More interesting seems to be the Parma-Genoa, also quite long with its 204 km. The stage seems to be tailored to the perfection for the day’s attackers, so a big tussle is to be expected in order to catch the breakaway. There are three KOMs, the Passo del Bocco, La Colletta and the Valico del Trensasco, with the latter being the most insidious with its 4km at 8% and will be overtaken with 32km to go. It is difficult for the GC men to move, but the fight for the stage victory promises to be uncertain and interesting.

In the 150km Sanremo-Cuneo stage the sprinters will be back in the limelight, and they will have the penultimate opportunity to try and make their mark. The Colle di Nava to be tackled with 100 km to go is not frightening. On the finish line in the Piedmontese city a tight bunch arrival is to be expected, breakaway permitting.
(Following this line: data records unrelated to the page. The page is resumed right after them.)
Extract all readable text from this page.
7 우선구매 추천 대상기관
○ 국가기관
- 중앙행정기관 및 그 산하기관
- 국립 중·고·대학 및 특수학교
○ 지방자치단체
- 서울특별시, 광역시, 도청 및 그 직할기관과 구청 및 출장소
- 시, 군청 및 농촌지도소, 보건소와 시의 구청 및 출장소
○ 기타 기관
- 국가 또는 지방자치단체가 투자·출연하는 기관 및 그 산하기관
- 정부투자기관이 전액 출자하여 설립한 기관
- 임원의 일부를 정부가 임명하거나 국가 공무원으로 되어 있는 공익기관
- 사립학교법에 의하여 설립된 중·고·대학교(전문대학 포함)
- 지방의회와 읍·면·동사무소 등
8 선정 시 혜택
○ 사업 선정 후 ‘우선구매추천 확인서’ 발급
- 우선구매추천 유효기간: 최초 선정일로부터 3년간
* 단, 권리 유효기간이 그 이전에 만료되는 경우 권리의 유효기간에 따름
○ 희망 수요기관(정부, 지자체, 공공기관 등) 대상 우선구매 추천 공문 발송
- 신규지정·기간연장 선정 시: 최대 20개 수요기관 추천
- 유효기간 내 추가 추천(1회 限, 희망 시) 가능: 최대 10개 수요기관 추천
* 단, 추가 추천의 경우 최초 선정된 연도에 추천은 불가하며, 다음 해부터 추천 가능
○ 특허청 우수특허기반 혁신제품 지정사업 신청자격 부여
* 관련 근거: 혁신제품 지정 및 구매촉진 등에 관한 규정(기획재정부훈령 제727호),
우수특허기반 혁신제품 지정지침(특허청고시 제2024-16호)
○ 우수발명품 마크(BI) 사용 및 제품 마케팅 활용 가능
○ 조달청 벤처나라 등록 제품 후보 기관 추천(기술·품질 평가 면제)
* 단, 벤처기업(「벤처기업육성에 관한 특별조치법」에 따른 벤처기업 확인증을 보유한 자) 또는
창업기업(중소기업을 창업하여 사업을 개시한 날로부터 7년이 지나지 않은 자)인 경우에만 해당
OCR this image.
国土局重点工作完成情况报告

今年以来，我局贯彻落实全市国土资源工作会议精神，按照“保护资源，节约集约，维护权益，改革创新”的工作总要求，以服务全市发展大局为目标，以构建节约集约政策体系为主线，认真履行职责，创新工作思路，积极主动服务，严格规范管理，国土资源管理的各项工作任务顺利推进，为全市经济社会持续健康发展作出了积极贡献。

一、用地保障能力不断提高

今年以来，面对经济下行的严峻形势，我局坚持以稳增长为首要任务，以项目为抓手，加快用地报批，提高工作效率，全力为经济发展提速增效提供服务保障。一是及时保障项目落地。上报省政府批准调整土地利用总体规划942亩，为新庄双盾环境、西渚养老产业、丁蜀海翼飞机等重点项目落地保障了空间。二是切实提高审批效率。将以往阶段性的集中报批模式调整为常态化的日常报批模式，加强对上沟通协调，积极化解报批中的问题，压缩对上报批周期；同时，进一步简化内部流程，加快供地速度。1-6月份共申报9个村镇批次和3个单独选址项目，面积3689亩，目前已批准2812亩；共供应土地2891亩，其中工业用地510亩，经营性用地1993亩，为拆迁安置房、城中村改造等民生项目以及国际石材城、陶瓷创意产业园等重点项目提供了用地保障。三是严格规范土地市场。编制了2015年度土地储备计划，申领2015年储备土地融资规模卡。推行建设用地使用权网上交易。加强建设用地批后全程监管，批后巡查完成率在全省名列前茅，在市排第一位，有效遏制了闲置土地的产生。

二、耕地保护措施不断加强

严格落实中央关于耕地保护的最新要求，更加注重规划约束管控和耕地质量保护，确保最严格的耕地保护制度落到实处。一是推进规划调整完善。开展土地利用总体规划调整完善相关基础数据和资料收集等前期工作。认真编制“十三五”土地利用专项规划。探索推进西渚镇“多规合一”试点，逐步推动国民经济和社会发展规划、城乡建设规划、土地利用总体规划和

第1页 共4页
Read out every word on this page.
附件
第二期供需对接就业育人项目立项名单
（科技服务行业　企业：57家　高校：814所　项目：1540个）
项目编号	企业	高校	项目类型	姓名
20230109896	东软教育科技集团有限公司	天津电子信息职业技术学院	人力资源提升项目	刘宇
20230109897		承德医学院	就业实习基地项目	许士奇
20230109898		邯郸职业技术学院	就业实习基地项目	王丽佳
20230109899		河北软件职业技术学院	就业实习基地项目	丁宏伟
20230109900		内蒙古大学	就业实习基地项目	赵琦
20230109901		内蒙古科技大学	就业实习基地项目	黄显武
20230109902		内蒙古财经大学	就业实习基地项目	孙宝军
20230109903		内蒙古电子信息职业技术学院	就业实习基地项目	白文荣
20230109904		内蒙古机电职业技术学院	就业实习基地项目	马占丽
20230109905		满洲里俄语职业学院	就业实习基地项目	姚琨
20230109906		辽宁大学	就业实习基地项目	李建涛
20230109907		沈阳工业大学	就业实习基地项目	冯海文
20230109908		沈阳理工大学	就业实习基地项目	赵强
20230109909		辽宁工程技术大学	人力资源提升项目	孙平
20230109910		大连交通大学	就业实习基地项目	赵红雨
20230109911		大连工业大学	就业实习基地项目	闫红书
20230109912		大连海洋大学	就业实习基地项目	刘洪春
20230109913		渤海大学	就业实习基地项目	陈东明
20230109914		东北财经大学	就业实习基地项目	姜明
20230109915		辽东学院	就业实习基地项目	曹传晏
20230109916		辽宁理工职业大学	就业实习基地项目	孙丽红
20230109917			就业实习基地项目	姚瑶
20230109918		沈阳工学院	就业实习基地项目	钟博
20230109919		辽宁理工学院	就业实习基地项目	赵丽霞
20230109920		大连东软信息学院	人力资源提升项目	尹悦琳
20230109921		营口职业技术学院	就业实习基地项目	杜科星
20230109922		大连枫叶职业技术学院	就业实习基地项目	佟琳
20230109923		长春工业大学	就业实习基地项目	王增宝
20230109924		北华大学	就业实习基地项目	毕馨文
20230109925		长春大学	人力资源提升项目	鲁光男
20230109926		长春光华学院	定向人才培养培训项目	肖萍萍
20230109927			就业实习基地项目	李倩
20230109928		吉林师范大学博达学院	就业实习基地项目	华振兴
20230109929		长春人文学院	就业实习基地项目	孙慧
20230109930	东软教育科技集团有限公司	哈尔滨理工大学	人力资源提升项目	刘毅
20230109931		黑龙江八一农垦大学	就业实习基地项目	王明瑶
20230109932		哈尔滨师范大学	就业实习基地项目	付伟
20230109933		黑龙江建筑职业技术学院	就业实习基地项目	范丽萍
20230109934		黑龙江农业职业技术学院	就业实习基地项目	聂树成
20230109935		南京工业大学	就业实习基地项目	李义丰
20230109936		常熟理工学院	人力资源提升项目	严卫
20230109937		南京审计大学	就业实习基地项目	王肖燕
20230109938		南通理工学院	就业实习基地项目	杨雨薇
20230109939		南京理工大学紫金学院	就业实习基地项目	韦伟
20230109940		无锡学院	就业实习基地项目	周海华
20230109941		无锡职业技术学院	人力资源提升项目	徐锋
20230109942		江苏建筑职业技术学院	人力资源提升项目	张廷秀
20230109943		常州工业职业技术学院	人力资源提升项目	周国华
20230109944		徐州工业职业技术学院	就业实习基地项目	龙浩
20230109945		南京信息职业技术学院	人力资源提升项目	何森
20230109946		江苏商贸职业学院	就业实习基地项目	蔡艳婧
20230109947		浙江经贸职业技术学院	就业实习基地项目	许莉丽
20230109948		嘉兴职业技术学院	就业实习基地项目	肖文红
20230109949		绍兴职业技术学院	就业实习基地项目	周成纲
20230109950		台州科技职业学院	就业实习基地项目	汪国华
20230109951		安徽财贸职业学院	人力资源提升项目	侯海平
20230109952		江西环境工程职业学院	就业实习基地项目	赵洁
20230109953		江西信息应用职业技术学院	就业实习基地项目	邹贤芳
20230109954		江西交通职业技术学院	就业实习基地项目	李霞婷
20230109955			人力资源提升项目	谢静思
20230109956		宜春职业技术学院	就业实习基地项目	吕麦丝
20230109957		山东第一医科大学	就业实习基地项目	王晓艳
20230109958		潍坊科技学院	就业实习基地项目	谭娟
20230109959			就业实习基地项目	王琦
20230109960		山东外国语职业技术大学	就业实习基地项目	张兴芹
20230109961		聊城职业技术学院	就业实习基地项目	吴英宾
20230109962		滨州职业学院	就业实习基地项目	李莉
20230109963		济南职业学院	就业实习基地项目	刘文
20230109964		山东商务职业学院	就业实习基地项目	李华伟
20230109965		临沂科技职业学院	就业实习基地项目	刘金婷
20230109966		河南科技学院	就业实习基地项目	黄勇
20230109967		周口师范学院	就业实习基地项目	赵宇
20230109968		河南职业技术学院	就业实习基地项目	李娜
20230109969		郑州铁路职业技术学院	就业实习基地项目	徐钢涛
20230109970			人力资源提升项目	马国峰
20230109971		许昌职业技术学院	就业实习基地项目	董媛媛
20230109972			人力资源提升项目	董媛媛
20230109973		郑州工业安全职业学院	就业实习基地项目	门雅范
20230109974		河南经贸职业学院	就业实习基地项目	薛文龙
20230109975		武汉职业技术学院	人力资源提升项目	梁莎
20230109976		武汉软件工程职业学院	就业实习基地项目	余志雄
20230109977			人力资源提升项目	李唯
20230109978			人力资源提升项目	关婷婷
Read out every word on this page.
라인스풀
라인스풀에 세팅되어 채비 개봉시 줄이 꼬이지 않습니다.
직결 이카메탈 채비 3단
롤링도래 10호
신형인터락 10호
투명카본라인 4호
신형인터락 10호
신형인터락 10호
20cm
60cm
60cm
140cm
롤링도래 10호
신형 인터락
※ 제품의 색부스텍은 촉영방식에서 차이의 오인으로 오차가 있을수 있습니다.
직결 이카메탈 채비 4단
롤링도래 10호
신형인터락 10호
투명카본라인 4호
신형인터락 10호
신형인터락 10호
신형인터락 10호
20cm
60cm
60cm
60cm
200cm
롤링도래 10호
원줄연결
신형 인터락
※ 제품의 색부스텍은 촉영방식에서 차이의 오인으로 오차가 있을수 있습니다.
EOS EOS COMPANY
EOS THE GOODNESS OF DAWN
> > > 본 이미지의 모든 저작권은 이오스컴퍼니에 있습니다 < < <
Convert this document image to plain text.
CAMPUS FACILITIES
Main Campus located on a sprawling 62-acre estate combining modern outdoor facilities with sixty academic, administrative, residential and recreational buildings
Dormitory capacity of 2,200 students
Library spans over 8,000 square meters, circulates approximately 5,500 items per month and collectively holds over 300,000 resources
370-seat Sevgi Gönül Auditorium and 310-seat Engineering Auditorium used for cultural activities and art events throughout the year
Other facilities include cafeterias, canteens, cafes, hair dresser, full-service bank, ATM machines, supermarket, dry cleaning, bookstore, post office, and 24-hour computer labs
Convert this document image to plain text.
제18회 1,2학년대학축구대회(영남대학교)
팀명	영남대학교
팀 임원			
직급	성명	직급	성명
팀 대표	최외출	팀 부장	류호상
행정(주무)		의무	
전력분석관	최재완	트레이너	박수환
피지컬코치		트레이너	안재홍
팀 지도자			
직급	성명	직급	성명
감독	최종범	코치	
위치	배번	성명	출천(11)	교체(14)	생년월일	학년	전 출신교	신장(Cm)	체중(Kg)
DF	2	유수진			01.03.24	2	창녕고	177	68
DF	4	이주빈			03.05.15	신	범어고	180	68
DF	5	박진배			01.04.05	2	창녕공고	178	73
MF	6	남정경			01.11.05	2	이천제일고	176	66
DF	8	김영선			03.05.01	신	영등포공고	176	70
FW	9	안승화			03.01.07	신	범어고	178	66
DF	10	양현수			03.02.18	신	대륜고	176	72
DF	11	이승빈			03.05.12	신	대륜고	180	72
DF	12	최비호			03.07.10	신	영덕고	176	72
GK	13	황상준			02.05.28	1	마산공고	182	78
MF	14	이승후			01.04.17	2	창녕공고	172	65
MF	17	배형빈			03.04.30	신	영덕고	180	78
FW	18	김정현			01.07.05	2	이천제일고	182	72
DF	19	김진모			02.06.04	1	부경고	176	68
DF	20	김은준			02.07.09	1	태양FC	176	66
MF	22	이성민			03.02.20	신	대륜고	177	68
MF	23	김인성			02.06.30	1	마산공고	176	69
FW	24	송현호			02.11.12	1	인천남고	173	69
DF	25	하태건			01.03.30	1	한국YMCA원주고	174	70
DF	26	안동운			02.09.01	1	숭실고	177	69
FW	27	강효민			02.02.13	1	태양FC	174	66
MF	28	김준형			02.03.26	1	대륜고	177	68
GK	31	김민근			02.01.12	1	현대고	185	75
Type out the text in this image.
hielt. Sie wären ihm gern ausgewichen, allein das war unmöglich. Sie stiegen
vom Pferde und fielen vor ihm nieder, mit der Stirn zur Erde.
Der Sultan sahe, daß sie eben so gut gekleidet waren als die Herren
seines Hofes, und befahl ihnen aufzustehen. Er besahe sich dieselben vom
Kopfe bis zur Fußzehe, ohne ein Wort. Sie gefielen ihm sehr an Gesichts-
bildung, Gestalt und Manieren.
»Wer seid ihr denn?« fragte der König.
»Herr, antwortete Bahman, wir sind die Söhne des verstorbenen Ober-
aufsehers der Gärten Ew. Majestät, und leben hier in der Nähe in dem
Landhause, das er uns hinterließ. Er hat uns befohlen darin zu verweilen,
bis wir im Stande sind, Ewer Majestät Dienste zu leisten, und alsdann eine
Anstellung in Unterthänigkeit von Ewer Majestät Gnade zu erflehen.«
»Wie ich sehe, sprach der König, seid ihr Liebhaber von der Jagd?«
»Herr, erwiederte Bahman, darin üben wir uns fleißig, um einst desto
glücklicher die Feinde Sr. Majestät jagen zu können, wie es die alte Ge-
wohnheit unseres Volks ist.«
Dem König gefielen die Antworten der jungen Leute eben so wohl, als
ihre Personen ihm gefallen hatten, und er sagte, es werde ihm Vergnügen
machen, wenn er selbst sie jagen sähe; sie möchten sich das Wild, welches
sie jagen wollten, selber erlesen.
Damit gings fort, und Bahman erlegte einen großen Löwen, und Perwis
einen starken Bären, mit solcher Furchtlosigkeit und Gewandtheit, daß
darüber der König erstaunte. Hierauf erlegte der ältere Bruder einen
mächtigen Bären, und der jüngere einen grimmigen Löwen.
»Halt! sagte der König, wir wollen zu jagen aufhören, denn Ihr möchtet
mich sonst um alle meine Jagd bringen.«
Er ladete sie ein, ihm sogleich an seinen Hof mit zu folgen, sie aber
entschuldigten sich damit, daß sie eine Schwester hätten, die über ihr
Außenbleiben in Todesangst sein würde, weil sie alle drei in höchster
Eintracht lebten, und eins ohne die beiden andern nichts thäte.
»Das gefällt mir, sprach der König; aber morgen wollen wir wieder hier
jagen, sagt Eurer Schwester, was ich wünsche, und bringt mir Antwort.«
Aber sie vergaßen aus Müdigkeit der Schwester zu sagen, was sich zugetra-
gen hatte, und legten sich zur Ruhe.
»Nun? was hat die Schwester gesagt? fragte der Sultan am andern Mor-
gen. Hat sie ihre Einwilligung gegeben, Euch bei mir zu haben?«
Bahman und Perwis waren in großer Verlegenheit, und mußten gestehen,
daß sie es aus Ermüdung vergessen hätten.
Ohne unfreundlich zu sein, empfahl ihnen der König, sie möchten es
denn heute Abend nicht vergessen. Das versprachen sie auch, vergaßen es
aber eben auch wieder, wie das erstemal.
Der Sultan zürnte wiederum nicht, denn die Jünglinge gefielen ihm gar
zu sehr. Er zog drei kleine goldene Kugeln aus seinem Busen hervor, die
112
The weekend kicks off with a stage, designed on the routes dear to Fausto Coppi, that promises spectacle: the Santena-Torino, short (147 km) but with no less than 3000 metres of elevation gain and continuous ups and downs that will not give the peloton a chance to catch its breath. This is an ideal stage to try a few ambushes, since the final circuit, to be repeated twice, features some very important asperities. First of all, the Colle di Superga, the symbolic climb of the Milan-Turin, which will be tackled from the Bric del Duca side (5 km at 8.6%), then the Colle della Maddalena (3.5 km at 8%), with the first kilometre and a half at 13%, and finally the Parco del Nobile climb (1.5 km at 8%). All to be repeated twice. After a week of relatively quiet stages at least on paper, the fireworks could explode in Turin.

The week closes with a stage with almost 4,000 metres of elevation gain, the 177-kilometre Rivarolo Canavese-Cogne. The last 80 kilometres are extremely interesting, with the first category climbs of Pila-Les Fleurs (12.2 km at 6.9%), Verrogne (14 km at 7%) and then the final second to Cogne (22.4 km at 4.3%) to be tackled in quick succession. With the final climb seemingly unlikely to make a selection, the tussle could be unleashed in the first two hills, with special attention also to be paid to the descents. With the rest day just around the corner, the GC men may be keen to try and gain a few seconds.